Turkey & Qatar seal currency swap deal to cut US dollar transactions

Turkey & Qatar seal currency swap deal to cut US dollar transactions

Qatar and Turkey have inked a currency swap agreement to boost liquidity and provide financial stability, Qatar’s central bank said, days after Doha pledged $15 billion of direct investment into Turkish markets.

The deal, which aims to boost cooperation between the countries, was clinched on Friday. The agreement will set up a two-way currency exchange line and facilitate exchange of trade between the nations, according to the Qatari central bank statement.

A currency swap is an economic tool that involves exchanges of loans, where countries borrow the same amount in each other's currencies and conduct trade using those currencies.

Last week, Sheikh Tamim bin Hamad Al Thani, the emir of Qatar, approved a package of economic projects, investments and deposits in Turkey. The step slightly boosted the plummeting Turkish lira. The funding for the first phase of the deal will reportedly reach $3 billion.

Turkey is currently struggling with a severe currency crisis triggered by escalating US sanctions. Washington has been applying economic pressure on Ankara over the detention of US pastor Andrew Brunson, who was accused of aiding the failed Turkish military coup two years ago. Brunson is facing up to 35 years in a Turkish prison.

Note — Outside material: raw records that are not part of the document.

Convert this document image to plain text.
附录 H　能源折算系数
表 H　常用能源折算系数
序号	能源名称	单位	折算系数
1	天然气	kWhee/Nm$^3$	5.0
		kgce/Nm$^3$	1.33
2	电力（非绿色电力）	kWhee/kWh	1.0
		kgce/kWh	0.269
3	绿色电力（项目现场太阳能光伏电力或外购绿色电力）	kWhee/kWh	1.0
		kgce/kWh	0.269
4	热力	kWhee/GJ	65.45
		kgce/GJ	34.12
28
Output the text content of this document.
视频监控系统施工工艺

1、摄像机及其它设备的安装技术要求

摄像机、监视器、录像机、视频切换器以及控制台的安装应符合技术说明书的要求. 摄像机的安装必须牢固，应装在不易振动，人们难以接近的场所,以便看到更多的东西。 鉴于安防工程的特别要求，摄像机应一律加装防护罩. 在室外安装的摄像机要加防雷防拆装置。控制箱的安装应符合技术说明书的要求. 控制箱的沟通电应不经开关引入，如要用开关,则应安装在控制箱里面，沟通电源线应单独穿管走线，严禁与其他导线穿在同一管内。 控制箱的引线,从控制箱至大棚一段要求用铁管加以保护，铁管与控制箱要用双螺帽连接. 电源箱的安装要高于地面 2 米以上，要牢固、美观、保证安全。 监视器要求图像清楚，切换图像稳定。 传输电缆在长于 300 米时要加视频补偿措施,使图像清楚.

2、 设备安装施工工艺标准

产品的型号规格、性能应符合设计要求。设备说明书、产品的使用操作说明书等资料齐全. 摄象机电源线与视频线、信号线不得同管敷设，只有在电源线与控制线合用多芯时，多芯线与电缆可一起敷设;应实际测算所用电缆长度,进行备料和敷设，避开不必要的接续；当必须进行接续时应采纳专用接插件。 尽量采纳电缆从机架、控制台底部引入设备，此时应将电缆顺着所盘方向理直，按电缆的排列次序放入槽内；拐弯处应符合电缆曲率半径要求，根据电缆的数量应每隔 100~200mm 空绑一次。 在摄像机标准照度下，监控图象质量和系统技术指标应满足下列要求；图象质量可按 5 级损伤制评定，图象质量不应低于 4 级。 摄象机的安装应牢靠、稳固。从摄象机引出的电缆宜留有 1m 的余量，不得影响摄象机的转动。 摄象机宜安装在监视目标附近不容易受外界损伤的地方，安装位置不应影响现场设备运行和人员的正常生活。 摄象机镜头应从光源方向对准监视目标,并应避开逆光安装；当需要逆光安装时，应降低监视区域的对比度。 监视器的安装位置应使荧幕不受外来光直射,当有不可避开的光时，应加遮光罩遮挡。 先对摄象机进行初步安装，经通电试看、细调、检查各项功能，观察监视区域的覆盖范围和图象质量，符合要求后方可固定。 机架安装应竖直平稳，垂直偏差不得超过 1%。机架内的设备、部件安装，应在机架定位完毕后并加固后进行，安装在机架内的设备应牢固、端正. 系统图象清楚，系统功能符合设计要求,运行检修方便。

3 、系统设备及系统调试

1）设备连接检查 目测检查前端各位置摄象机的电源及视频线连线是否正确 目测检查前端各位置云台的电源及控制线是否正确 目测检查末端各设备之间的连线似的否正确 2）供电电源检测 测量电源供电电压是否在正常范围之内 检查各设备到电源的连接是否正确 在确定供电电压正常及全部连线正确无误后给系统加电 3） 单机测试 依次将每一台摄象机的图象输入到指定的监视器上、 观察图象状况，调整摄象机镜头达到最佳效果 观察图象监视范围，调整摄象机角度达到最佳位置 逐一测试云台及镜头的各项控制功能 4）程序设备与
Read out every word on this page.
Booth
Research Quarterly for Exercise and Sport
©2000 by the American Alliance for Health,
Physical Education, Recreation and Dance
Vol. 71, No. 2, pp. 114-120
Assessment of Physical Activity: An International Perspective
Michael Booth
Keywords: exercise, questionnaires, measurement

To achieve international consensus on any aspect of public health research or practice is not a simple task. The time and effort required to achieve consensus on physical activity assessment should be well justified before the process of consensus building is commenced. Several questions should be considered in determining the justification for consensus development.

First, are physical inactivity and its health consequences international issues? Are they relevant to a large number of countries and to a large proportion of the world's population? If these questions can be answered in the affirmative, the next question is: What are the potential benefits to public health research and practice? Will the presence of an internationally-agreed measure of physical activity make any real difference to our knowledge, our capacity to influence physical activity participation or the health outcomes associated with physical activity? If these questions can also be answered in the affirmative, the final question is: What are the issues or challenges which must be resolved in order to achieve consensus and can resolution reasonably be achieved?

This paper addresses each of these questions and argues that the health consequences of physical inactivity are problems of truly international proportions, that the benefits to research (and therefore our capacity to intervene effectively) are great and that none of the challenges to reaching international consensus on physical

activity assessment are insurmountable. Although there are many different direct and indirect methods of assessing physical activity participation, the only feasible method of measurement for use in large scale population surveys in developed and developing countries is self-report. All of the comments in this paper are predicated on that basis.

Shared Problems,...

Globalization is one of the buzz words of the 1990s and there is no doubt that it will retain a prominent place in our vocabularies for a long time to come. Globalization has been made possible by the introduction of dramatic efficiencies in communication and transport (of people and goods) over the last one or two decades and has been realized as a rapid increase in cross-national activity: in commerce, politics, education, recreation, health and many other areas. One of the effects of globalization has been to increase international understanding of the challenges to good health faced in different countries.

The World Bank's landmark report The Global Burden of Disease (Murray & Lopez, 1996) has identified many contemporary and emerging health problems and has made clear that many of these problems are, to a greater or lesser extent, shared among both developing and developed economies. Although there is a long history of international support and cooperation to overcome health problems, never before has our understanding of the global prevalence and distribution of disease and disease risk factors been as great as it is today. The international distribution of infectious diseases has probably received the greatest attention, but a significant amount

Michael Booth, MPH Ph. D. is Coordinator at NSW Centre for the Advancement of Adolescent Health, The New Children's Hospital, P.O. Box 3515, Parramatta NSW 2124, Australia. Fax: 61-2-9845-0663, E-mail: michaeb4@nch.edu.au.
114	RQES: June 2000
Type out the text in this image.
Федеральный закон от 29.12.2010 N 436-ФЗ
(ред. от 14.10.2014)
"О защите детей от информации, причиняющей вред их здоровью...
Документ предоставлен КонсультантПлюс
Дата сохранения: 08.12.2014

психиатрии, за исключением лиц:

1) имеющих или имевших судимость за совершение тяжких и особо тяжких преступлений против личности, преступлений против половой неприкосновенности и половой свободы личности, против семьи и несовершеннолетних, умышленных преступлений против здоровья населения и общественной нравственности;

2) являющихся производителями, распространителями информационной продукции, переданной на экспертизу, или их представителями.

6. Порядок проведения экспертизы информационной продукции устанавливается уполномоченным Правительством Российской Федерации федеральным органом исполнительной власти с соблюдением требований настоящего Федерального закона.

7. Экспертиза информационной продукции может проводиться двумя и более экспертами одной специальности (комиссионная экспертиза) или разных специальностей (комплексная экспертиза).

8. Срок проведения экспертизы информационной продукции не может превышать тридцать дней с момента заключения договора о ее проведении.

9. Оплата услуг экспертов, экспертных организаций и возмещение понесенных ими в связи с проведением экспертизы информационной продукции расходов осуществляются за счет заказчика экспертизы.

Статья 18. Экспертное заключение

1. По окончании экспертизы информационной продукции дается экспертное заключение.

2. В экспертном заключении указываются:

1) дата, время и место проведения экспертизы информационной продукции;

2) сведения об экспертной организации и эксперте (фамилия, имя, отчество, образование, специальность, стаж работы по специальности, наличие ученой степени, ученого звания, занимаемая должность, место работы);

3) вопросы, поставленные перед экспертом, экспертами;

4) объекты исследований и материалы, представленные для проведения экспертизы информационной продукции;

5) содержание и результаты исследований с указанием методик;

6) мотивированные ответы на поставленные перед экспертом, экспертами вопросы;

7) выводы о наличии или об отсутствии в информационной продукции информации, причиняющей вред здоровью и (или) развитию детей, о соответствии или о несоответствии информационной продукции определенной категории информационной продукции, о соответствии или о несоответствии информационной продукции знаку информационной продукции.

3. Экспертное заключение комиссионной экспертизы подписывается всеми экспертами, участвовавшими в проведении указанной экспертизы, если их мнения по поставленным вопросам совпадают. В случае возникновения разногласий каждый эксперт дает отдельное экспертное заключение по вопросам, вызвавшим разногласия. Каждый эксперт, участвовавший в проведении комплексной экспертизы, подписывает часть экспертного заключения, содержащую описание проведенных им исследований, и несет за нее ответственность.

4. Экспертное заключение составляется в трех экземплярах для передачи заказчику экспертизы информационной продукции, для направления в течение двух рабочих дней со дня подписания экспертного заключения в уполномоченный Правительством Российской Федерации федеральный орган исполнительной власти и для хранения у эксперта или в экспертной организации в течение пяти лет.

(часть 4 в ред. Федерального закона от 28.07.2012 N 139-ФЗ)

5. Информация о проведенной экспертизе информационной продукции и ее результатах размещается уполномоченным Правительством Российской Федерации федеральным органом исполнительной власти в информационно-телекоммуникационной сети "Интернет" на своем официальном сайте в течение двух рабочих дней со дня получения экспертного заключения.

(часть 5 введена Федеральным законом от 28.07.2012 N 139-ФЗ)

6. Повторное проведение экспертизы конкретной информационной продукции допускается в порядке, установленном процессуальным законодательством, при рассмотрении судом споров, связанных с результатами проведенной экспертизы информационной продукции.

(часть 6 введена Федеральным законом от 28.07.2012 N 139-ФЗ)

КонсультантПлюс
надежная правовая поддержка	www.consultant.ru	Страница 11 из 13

So far, the White House has frozen the assets of Turkish Justice Minister Abdulhamit Gul and Interior Minister Suleyman Soylu over their alleged “leading roles” in Brunson’s imprisonment. US President Donald Trump also pledged to double the current tariffs imposed on Turkish steel and aluminum imports.

At the same time, Qatar is facing an economic blockade from Saudi Arabia and other Gulf nations over the country's ties with Iran. Riyadh has accused its neighbor of supporting terrorism - a charge which Doha has repeatedly denied.

Saudi Arabia, United Arab Emirates, Bahrain, and Egypt imposed a “land, sea, and air blockade” on the peninsula state and cut diplomatic relations. Qatar's only land border is with Saudi Arabia, leaving the country isolated in the region and looking for alliances elsewhere.